Una volta resi esecutivi i provvedimenti, possibilmente prima delle prossime elezioni europee, quindi, si dovrebbe procedere alla chiusura dei centri Caritas, delle mense dei vari istituti religiosi che quotidianamente provvedono ad assicurare due pasti al giorno, abolire quelle istituzioni negli enti locali che tra mille difficoltà cercano di risolvere problemi dei senzatetto e di chi non ha la possibilità di comprare neanche il latte e il pane per i propri figli. Una buona cosa, non c’è che da essere soddisfatti e prenderla a modello per poterla trasferire su scala internazionale al fine di sconfiggere quella tragedia che colpisce 870 milioni di persone secondo un recente rapporto della FAO. Abbiamo abolito la povertà, però, è un’affermazione che potrebbe giustificarsi se pronunciata da qualche giovane militante di primo pelo o dai tanti creduloni che si abbeverano a quella fonte inesauribile di sciocchezze che sgorga a fiumi su alcuni social, in verità non sempre solo a opera di singoli ma prevalentemente di utenti ben pilotati per diffondere ciò che si vuole e che serve alla causa della propaganda di una politica mediocre e becera.
Va detto e apprezzato che non si è ripetuta la scena del Presidente del Consiglio con cartello bene in vista come fatto per il discutibile Decreto Sicurezza di Salvini e che almeno questa volta un minimo di decenza è stato preservato. Tuttavia, non è ancora dato sapere con certezza se per beneficiare del reddito bisognerà dimostrare di essere italiani doc almeno da tre generazioni, perché la povertà e l’indigenza spettano prima agli italiani italiani secondo il verbo del Capitano–pensiero. Intanto, occorre far presto per i due decreti voluti dai Vicepresidenti e renderli esecutivi prima del prossimo 23 maggio, poi, magari, pensare ad allargare la platea dei beneficiari, respingere qualche nave di migranti e mandare a casa qualche decina di profughi.
Che il cambiamento si avverta non tanto nelle strategie di base ma nella comunicazione – non quella del confessionale di Casalino –, che è oggi più immediata, più entusiasmante, più goliardica, non c’è che dire. In fondo, a buona parte degli italiani basta vederli lavorare finalmente in modo diverso, meno spocchioso, meno protocollare e più genuino, perché poi, alla fine, so’ ragazzi.

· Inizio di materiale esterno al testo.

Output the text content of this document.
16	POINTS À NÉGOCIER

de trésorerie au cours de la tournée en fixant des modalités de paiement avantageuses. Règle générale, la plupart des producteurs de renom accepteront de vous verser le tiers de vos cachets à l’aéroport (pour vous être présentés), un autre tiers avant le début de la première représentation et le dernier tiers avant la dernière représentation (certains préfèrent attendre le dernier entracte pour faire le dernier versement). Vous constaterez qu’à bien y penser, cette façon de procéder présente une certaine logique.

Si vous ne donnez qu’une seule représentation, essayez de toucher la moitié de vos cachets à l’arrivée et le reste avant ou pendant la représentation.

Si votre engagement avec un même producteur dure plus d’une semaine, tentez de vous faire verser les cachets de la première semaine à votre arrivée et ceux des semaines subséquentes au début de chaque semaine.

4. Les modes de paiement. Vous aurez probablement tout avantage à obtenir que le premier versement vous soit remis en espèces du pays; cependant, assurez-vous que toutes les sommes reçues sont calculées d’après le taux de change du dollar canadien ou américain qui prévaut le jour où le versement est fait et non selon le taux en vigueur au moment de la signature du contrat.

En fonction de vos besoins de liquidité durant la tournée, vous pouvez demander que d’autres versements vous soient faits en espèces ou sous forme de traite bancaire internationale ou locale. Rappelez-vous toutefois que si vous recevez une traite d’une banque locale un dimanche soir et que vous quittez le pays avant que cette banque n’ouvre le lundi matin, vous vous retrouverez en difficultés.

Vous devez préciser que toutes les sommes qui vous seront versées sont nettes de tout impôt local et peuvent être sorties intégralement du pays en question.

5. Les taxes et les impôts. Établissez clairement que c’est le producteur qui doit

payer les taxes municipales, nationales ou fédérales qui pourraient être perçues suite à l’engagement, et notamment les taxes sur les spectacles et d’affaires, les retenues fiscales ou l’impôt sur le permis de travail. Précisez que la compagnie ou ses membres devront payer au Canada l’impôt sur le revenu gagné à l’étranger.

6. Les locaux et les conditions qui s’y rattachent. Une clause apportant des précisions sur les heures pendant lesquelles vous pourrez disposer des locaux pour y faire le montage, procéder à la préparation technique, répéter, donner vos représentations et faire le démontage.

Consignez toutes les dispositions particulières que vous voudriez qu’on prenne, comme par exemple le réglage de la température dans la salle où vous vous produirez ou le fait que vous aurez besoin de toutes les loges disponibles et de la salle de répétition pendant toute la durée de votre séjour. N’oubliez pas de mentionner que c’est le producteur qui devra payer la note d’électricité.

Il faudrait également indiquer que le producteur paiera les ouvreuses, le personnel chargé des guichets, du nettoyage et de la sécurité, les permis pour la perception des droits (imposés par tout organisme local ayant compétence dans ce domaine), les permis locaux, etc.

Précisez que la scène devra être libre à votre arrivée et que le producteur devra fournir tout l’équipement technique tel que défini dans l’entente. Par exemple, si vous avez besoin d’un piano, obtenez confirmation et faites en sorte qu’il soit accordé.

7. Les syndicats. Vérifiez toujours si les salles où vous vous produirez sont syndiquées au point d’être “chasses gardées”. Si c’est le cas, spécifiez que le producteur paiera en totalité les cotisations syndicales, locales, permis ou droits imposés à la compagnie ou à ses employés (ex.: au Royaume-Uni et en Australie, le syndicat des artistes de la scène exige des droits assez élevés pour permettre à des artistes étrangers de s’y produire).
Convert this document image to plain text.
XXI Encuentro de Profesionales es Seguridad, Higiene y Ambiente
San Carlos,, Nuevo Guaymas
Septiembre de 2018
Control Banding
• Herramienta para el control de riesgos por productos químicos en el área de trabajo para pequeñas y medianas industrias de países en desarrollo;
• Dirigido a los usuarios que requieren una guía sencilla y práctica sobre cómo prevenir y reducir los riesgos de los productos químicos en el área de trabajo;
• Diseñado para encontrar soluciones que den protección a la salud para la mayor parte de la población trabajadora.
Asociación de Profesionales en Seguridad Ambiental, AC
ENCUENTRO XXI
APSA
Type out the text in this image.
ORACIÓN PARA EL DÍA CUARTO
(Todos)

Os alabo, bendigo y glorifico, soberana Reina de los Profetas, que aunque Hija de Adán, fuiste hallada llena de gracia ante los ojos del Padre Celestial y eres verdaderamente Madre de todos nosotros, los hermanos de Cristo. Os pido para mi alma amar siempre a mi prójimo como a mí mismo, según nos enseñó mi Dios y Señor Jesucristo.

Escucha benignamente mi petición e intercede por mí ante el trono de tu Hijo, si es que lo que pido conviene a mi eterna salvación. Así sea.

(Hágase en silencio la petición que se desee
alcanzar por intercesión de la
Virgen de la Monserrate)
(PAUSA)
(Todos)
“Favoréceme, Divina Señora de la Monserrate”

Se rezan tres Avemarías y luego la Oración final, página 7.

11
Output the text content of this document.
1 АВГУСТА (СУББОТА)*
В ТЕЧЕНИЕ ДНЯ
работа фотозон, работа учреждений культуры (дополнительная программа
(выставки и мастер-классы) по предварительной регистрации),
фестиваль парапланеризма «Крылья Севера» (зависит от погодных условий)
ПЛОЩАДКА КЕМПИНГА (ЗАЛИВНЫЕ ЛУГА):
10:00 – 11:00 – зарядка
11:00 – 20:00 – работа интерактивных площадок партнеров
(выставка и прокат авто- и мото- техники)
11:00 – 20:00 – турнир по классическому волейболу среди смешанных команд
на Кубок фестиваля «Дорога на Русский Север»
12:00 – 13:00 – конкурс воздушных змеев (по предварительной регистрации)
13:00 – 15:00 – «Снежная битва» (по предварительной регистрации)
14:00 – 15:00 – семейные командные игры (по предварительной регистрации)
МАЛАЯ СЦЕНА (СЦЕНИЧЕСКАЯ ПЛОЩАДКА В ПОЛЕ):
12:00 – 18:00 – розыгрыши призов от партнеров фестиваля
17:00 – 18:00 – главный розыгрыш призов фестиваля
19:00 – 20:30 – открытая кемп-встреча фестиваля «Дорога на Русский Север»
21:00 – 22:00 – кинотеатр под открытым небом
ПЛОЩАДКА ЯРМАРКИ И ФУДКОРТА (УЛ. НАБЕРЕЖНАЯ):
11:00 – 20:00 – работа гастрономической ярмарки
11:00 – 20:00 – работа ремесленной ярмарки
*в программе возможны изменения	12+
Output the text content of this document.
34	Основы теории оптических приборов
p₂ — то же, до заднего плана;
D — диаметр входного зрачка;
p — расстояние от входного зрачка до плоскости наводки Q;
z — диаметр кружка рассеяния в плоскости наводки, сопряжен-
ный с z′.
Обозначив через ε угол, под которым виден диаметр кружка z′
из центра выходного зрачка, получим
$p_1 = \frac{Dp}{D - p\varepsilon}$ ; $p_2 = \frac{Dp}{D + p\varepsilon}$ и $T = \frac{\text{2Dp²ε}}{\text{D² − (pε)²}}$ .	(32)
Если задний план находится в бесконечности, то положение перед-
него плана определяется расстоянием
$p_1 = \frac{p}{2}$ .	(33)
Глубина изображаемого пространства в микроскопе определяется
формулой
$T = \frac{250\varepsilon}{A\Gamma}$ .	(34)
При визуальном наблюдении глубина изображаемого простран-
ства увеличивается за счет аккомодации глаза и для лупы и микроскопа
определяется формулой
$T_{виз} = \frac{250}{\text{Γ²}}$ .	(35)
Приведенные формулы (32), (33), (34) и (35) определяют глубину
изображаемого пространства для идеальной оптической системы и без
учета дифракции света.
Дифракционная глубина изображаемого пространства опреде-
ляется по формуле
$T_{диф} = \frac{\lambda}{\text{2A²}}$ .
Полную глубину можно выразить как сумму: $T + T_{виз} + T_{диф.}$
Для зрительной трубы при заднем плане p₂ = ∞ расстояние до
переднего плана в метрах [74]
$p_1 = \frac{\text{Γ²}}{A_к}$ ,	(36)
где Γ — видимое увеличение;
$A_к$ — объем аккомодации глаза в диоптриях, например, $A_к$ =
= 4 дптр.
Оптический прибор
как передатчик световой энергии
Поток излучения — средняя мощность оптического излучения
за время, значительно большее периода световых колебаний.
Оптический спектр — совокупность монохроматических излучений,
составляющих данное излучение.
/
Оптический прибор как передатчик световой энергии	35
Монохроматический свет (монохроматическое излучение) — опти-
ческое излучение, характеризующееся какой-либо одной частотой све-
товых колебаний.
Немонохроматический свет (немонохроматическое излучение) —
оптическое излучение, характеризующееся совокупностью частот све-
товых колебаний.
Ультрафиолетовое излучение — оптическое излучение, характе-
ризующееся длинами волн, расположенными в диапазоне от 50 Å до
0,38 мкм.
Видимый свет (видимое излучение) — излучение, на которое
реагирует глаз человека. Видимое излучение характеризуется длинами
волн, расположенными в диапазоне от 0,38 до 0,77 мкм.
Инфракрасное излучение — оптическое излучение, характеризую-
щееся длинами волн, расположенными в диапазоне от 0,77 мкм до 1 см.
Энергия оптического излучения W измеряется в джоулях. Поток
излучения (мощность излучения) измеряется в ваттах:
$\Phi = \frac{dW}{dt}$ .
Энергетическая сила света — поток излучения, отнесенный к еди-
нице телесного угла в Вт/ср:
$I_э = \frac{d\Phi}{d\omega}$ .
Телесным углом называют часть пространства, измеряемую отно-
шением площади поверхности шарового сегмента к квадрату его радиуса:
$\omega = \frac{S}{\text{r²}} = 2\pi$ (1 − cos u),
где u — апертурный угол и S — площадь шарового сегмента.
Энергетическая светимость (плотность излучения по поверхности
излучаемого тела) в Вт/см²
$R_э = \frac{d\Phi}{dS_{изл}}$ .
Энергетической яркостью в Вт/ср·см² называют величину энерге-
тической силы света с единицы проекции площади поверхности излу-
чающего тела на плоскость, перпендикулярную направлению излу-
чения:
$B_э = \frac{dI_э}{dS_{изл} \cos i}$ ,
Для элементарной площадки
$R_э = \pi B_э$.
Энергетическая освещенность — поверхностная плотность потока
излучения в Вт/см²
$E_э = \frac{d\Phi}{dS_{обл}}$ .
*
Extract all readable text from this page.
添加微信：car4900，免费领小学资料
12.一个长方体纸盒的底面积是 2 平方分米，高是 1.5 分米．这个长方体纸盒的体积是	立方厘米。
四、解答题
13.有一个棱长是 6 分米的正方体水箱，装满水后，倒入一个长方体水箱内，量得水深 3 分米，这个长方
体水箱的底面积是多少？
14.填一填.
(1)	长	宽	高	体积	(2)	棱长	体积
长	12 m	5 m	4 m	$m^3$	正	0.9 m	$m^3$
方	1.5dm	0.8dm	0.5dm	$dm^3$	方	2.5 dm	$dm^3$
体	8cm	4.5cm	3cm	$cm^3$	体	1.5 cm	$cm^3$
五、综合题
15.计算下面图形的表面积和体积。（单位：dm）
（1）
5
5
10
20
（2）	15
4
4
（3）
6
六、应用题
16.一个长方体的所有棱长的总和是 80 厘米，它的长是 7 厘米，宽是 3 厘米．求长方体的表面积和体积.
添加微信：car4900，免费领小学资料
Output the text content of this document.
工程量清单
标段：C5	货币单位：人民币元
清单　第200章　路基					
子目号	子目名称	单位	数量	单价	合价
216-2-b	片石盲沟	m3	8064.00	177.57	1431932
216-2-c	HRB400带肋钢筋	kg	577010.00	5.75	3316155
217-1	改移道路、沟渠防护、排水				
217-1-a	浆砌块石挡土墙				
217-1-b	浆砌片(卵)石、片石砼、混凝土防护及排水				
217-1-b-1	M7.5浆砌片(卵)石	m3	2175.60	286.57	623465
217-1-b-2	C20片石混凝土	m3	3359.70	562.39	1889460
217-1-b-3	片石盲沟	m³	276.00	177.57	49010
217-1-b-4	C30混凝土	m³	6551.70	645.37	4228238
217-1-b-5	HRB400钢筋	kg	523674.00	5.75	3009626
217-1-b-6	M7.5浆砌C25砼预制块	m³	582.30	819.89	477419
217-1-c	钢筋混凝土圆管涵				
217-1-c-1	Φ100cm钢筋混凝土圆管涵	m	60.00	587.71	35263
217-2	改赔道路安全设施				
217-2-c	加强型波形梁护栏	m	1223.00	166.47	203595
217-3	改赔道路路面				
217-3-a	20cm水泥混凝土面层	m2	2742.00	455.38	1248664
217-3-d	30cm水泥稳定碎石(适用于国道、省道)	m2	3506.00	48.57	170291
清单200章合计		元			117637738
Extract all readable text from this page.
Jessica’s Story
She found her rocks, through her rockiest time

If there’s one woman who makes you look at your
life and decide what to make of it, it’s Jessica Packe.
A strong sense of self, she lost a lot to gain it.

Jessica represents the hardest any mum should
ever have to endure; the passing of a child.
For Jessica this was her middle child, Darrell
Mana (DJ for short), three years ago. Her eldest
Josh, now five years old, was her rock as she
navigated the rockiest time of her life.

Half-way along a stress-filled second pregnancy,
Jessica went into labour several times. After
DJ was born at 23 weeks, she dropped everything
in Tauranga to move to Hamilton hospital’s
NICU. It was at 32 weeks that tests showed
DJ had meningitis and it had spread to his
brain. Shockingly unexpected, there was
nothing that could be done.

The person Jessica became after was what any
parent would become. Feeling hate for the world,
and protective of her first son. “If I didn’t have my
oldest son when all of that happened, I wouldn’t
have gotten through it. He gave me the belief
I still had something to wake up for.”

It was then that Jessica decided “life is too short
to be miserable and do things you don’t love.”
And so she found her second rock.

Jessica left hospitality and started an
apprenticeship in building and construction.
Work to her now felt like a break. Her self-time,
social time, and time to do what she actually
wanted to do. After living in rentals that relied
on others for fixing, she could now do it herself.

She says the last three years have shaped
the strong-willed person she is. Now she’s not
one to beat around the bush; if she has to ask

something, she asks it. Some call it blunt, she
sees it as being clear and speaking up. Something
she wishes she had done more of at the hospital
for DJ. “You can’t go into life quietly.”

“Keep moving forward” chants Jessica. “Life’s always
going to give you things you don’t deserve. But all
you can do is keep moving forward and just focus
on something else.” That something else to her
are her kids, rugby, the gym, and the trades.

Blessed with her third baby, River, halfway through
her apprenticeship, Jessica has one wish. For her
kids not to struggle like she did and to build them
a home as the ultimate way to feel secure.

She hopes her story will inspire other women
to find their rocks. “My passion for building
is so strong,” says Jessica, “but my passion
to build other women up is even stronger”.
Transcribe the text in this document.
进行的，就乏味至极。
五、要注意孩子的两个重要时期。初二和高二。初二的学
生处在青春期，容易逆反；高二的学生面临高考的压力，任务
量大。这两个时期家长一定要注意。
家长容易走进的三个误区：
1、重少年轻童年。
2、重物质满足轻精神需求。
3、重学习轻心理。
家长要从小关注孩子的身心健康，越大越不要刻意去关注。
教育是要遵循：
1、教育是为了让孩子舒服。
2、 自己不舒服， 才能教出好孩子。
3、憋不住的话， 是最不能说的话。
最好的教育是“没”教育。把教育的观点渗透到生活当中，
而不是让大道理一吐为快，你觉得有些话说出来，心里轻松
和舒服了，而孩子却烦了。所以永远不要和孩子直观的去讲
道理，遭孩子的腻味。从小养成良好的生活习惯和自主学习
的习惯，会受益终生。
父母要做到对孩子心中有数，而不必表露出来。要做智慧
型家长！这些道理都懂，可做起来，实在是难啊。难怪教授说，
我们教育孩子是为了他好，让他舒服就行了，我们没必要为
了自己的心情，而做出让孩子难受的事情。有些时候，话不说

Gran paese l’Italia!, non c’è limite al peggio!. Dopo il “ventennio Berlusconiano” siamo arrivati qui. Giuro, non avrei mai pensato, che nel 2018, avrei dovuto vivere in un paese con un personaggio come Matteo Salvini al Ministero dell’Interno. 17 italiani ogni 100, di quei pochi che sono andati alle urne, gli hanno dato il voto, e questo, ha comportamenti da rais del centr’Africa, neanche il suo approdo al potere fosse stato plebiscitario. Personalmente credo si sia imboccata una strada involutiva ed antistorica, c’è solo da augurarsi che il nostro popolo non tardi nel ravvedimento.